Naïveté ! La branche que l’on a choisie rompt sous le poids de ses propres
fautes. Parce que son itinéraire est différent et que chacun doit suivre le
sien. Il suffit de redescendre s’empresse-t-on de sourire ! L’espoir est
un moteur efficace, peut-être ! Mais il n’en est rien, une branche cassée
ne se reconstruit pas, elle cicatrise parfois, mais interdit tout retour en
arrière. Alors on entame une rude ascension à travers les embûches, les nœuds
perfides et les rencontres fortuites : « J’ai cette expérience de
l’arbre, croyez-moi ne prenez pas cette avenue, elle est sans
issue ! » Mais cette fois on ne croit pas en l’avertissement et l’on
suit aveuglément l’artère ouverte devant soi. La lueur qui provient du bout du
tunnel feuillu, attire, les couleurs chatoyantes des décors enchantent, les
voix des âmes croisées sont gaies, rieuses, le tracé est rectiligne, il renvoie
le reflet de la paix enfin trouvée. Mais tout n’est qu’illusion et ce n’est que
peine perdue, cette direction-là est le pire des échecs, au bout il n’y a que
le vide, la déception, la haine et la souffrance. L’on regrette alors tant
d’énergie dispersée pour rien, et comme il est impossible de faire demi-tour,
il ne reste plus qu’à franchir le pas, sauter sur la branche voisine en
espérant qu’elle sera solide. Il vient alors une période de réflexion : on
s’arrête au premier croisement, l’esprit essaie de comprendre, on se ferme à
tout contact, à toute croyance. Le silence se fait, on écoute juste sa
conscience, et l’on cherche ce regain d’énergie qui fera avancer.
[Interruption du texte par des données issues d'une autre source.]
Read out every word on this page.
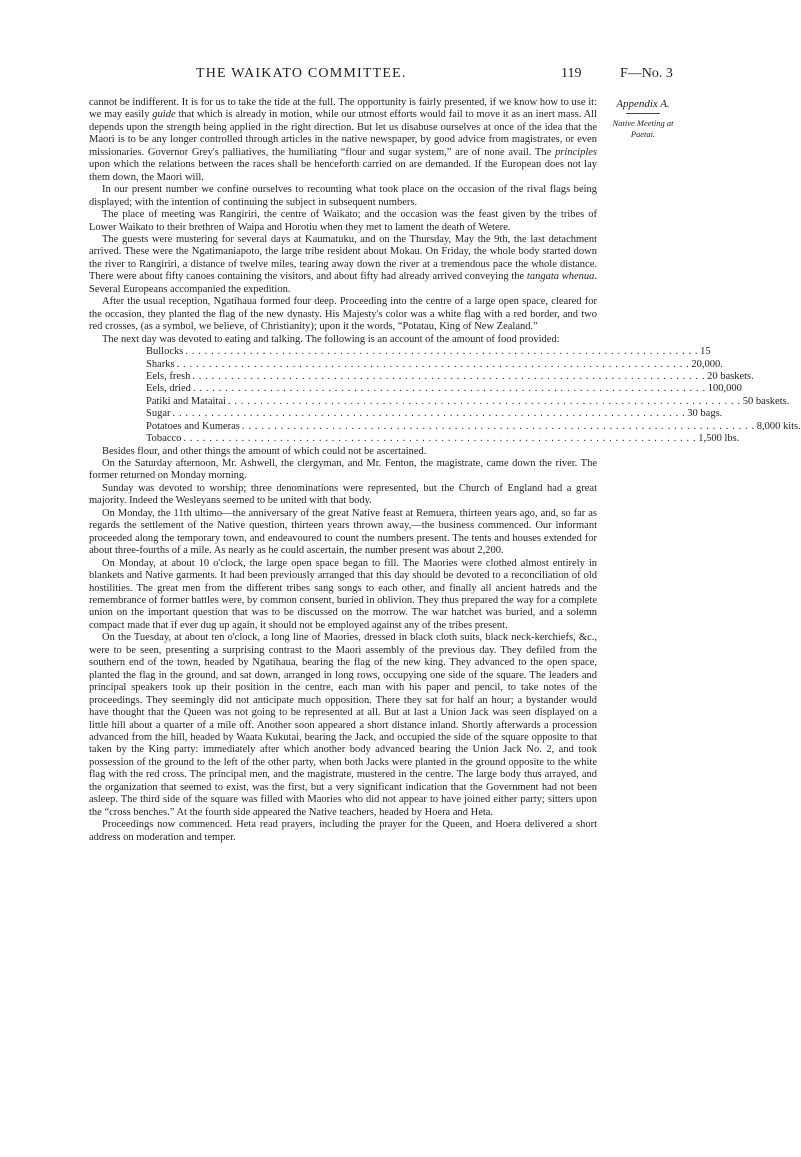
THE WAIKATO COMMITTEE.	119	F—No. 3
Appendix A.
Native Meeting at Paetai.

cannot be indifferent. It is for us to take the tide at the full. The opportunity is fairly presented, if we know how to use it: we may easily guide that which is already in motion, while our utmost efforts would fail to move it as an inert mass. All depends upon the strength being applied in the right direction. But let us disabuse ourselves at once of the idea that the Maori is to be any longer controlled through articles in the native newspaper, by good advice from magistrates, or even missionaries. Governor Grey's palliatives, the humiliating “flour and sugar system,” are of none avail. The principles upon which the relations between the races shall be henceforth carried on are demanded. If the European does not lay them down, the Maori will.

In our present number we confine ourselves to recounting what took place on the occasion of the rival flags being displayed; with the intention of continuing the subject in subsequent numbers.

The place of meeting was Rangiriri, the centre of Waikato; and the occasion was the feast given by the tribes of Lower Waikato to their brethren of Waipa and Horotiu when they met to lament the death of Wetere.

The guests were mustering for several days at Kaumatuku, and on the Thursday, May the 9th, the last detachment arrived. These were the Ngatimaniapoto, the large tribe resident about Mokau. On Friday, the whole body started down the river to Rangiriri, a distance of twelve miles, tearing away down the river at a tremendous pace the whole distance. There were about fifty canoes containing the visitors, and about fifty had already arrived conveying the tangata whenua. Several Europeans accompanied the expedition.

After the usual reception, Ngatihaua formed four deep. Proceeding into the centre of a large open space, cleared for the occasion, they planted the flag of the new dynasty. His Majesty's color was a white flag with a red border, and two red crosses, (as a symbol, we believe, of Christianity); upon it the words, “Potatau, King of New Zealand.”

The next day was devoted to eating and talking. The following is an account of the amount of food provided:

Bullocks . . . . . . . . . . . . . . . . . . . . . . . . . . . . . . . . . . . . . . . . . . . . . . . . . . . . . . . . . . . . . . . . . . . . . . . . . . . . . . . . 15
Sharks . . . . . . . . . . . . . . . . . . . . . . . . . . . . . . . . . . . . . . . . . . . . . . . . . . . . . . . . . . . . . . . . . . . . . . . . . . . . . . . . 20,000.
Eels, fresh . . . . . . . . . . . . . . . . . . . . . . . . . . . . . . . . . . . . . . . . . . . . . . . . . . . . . . . . . . . . . . . . . . . . . . . . . . . . . . . . 20 baskets.
Eels, dried . . . . . . . . . . . . . . . . . . . . . . . . . . . . . . . . . . . . . . . . . . . . . . . . . . . . . . . . . . . . . . . . . . . . . . . . . . . . . . . . 100,000
Patiki and Mataitai . . . . . . . . . . . . . . . . . . . . . . . . . . . . . . . . . . . . . . . . . . . . . . . . . . . . . . . . . . . . . . . . . . . . . . . . . . . . . . . . 50 baskets.
Sugar . . . . . . . . . . . . . . . . . . . . . . . . . . . . . . . . . . . . . . . . . . . . . . . . . . . . . . . . . . . . . . . . . . . . . . . . . . . . . . . . 30 bags.
Potatoes and Kumeras . . . . . . . . . . . . . . . . . . . . . . . . . . . . . . . . . . . . . . . . . . . . . . . . . . . . . . . . . . . . . . . . . . . . . . . . . . . . . . . . 8,000 kits.
Tobacco . . . . . . . . . . . . . . . . . . . . . . . . . . . . . . . . . . . . . . . . . . . . . . . . . . . . . . . . . . . . . . . . . . . . . . . . . . . . . . . . 1,500 lbs.

Besides flour, and other things the amount of which could not be ascertained.

On the Saturday afternoon, Mr. Ashwell, the clergyman, and Mr. Fenton, the magistrate, came down the river. The former returned on Monday morning.

Sunday was devoted to worship; three denominations were represented, but the Church of England had a great majority. Indeed the Wesleyans seemed to be united with that body.

On Monday, the 11th ultimo—the anniversary of the great Native feast at Remuera, thirteen years ago, and, so far as regards the settlement of the Native question, thirteen years thrown away,—the business commenced. Our informant proceeded along the temporary town, and endeavoured to count the numbers present. The tents and houses extended for about three-fourths of a mile. As nearly as he could ascertain, the number present was about 2,200.

On Monday, at about 10 o'clock, the large open space began to fill. The Maories were clothed almost entirely in blankets and Native garments. It had been previously arranged that this day should be devoted to a reconciliation of old hostilities. The great men from the different tribes sang songs to each other, and finally all ancient hatreds and the remembrance of former battles were, by common consent, buried in oblivion. They thus prepared the way for a complete union on the important question that was to be discussed on the morrow. The war hatchet was buried, and a solemn compact made that if ever dug up again, it should not be employed against any of the tribes present.

On the Tuesday, at about ten o'clock, a long line of Maories, dressed in black cloth suits, black neck-kerchiefs, &c., were to be seen, presenting a surprising contrast to the Maori assembly of the previous day. They defiled from the southern end of the town, headed by Ngatihaua, bearing the flag of the new king. They advanced to the open space, planted the flag in the ground, and sat down, arranged in long rows, occupying one side of the square. The leaders and principal speakers took up their position in the centre, each man with his paper and pencil, to take notes of the proceedings. They seemingly did not anticipate much opposition. There they sat for half an hour; a bystander would have thought that the Queen was not going to be represented at all. But at last a Union Jack was seen displayed on a little hill about a quarter of a mile off. Another soon appeared a short distance inland. Shortly afterwards a procession advanced from the hill, headed by Waata Kukutai, bearing the Jack, and occupied the side of the square opposite to that taken by the King party: immediately after which another body advanced bearing the Union Jack No. 2, and took possession of the ground to the left of the other party, when both Jacks were planted in the ground opposite to the white flag with the red cross. The principal men, and the magistrate, mustered in the centre. The large body thus arrayed, and the organization that seemed to exist, was the first, but a very significant indication that the Government had not been asleep. The third side of the square was filled with Maories who did not appear to have joined either party; sitters upon the “cross benches.” At the fourth side appeared the Native teachers, headed by Hoera and Heta.

Proceedings now commenced. Heta read prayers, including the prayer for the Queen, and Hoera delivered a short address on moderation and temper.
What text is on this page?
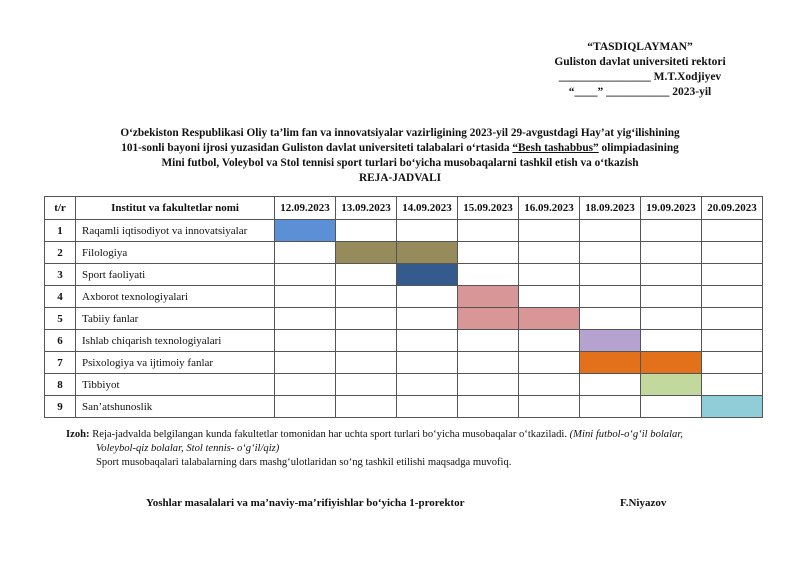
“TASDIQLAYMAN”
Guliston davlat universiteti rektori
________________ M.T.Xodjiyev
“____” ___________ 2023-yil
O‘zbekiston Respublikasi Oliy ta’lim fan va innovatsiyalar vazirligining 2023-yil 29-avgustdagi Hay’at yig‘ilishining
101-sonli bayoni ijrosi yuzasidan Guliston davlat universiteti talabalari o‘rtasida “Besh tashabbus” olimpiadasining
Mini futbol, Voleybol va Stol tennisi sport turlari bo‘yicha musobaqalarni tashkil etish va o‘tkazish
REJA-JADVALI
t/r	Institut va fakultetlar nomi	12.09.2023	13.09.2023	14.09.2023	15.09.2023	16.09.2023	18.09.2023	19.09.2023	20.09.2023
1	Raqamli iqtisodiyot va innovatsiyalar	

2	Filologiya		

3	Sport faoliyati			

4	Axborot texnologiyalari				

5	Tabiiy fanlar				

6	Ishlab chiqarish texnologiyalari						

7	Psixologiya va ijtimoiy fanlar						

8	Tibbiyot							

9	San’atshunoslik								
Izoh: Reja-jadvalda belgilangan kunda fakultetlar tomonidan har uchta sport turlari bo‘yicha musobaqalar o‘tkaziladi. (Mini futbol-o‘g‘il bolalar,
Voleybol-qiz bolalar, Stol tennis- o‘g‘il/qiz)
Sport musobaqalari talabalarning dars mashg‘ulotlaridan so‘ng tashkil etilishi maqsadga muvofiq.
Yoshlar masalalari va ma’naviy-ma’rifiyishlar bo‘yicha 1-prorektor	F.Niyazov
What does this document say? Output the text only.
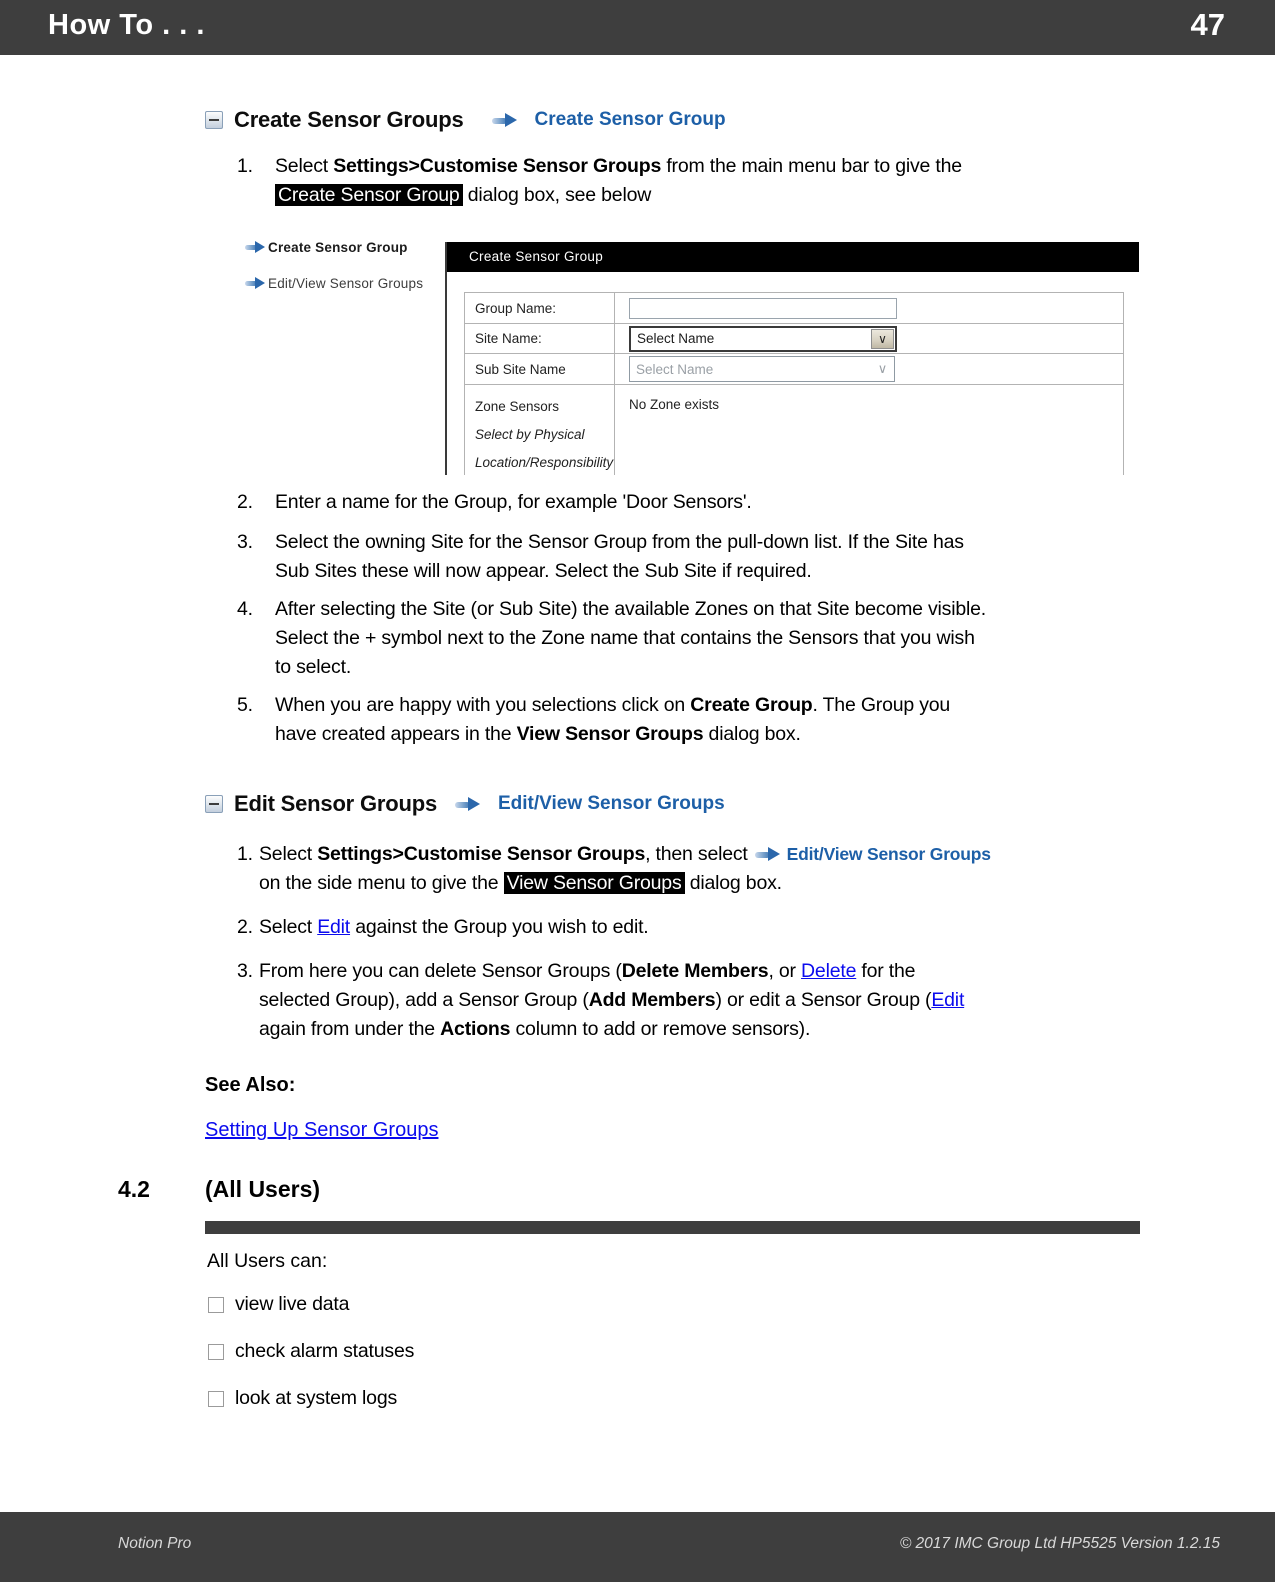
How To . . .	47
Create Sensor Groups	Create Sensor Group
1. Select Settings>Customise Sensor Groups from the main menu bar to give the
Create Sensor Group dialog box, see below
Create Sensor Group
Edit/View Sensor Groups
Create Sensor Group
Group Name:
Site Name:	Select Name	∨
Sub Site Name	Select Name	∨
Zone Sensors
Select by Physical
Location/Responsibility
No Zone exists
2. Enter a name for the Group, for example 'Door Sensors'.
3. Select the owning Site for the Sensor Group from the pull-down list. If the Site has
Sub Sites these will now appear. Select the Sub Site if required.
4. After selecting the Site (or Sub Site) the available Zones on that Site become visible.
Select the + symbol next to the Zone name that contains the Sensors that you wish
to select.
5. When you are happy with you selections click on Create Group. The Group you
have created appears in the View Sensor Groups dialog box.
Edit Sensor Groups	Edit/View Sensor Groups
1. Select Settings>Customise Sensor Groups, then select Edit/View Sensor Groups
on the side menu to give the View Sensor Groups dialog box.
2. Select Edit against the Group you wish to edit.
3. From here you can delete Sensor Groups (Delete Members, or Delete for the
selected Group), add a Sensor Group (Add Members) or edit a Sensor Group (Edit
again from under the Actions column to add or remove sensors).
See Also:
Setting Up Sensor Groups
4.2 (All Users)
All Users can:
view live data
check alarm statuses
look at system logs
Notion Pro	© 2017 IMC Group Ltd HP5525 Version 1.2.15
Viens le
temps de pénitence et de retour sur soi-même où l’on se pose les questions
nécessaires à la survie : Comment croire ou ne pas croire ? Comment
savoir qui dit la vérité, qui sait vraiment, qui ne ment pas ? Il n’y a
pour cela qu’une seule et unique solution, sa propre expérience et ne jamais
oublier les erreurs passées. Se souvenir de chaque pas qui ne fût pas assuré,
reprendre une à une ses propres tables de la loi, et enfin croire en soi pour
reprendre son chemin. Dans tous les cas il ne faut jamais s’avouer vaincu,
chaque étape franchie, chaque marche gravie est une bataille gagnée. L’échec
est formateur et pousse vers le haut si, et seulement si, il est porteur de
leçon retenue. Ainsi d’erreurs en erreurs, de chute en redressement, de voltige
en rattrapage in-extremis, une voie s’ouvre sur l’avenir. Une voie ferme et
solide, un but bien armé qu’il faudra ne jamais dévier, le chemin de sa propre
existence. « Avance et ne te retourne pas » te souffle ta propre
identité. Le chemin est criblé de murs infranchissables, de fractures immenses,
la marche est lente et fastidieuse, des rayons de soleil éclairent le feuillage
de loin en loin, rares sont les rires et les sourires, rares sont les amis
rencontrés véritables, à foison s’impriment les déceptions, les erreurs et les
fausses routes se multiplient, puis un jour se dessine la bonne direction, la
vraie, la sienne, du moins on le croit, parce qu’on a cherché au fond de soi
les ressources nécessaires à la tracer. Chacun cherche sa voie, chacun cherche
sa branche, l’arbre est peuplé d’âmes, et toutes vont dans le même sens :
leur quête. Puis un jour, on se retourne pour constater le chemin parcouru, on
se dit qu’à tel endroit on aurait pu changer de route, on aurait pu choisir un
chemin plus facile, mais ... Il est trop tard. Aujourd’hui malgré tous les
conseils qui me sont prodigués tout au long de ma route, malgré les
avertissements, les embûches, les écueils, les nuits noires, les tempêtes,
malgré tous les efforts, la seule chose que je sais vraiment c’est que je ne
ferai jamais demi-tour, j’ai choisi ma destination et tracé le chemin pour y
tendre. Cette branche qui s’offre à moi, ce chemin qui s’ouvre je le suivrai
jusqu’au bout parce que je l’ai choisi.
mercredi 14 septembre 2022
Nouvelle : « Chercher sa branche » !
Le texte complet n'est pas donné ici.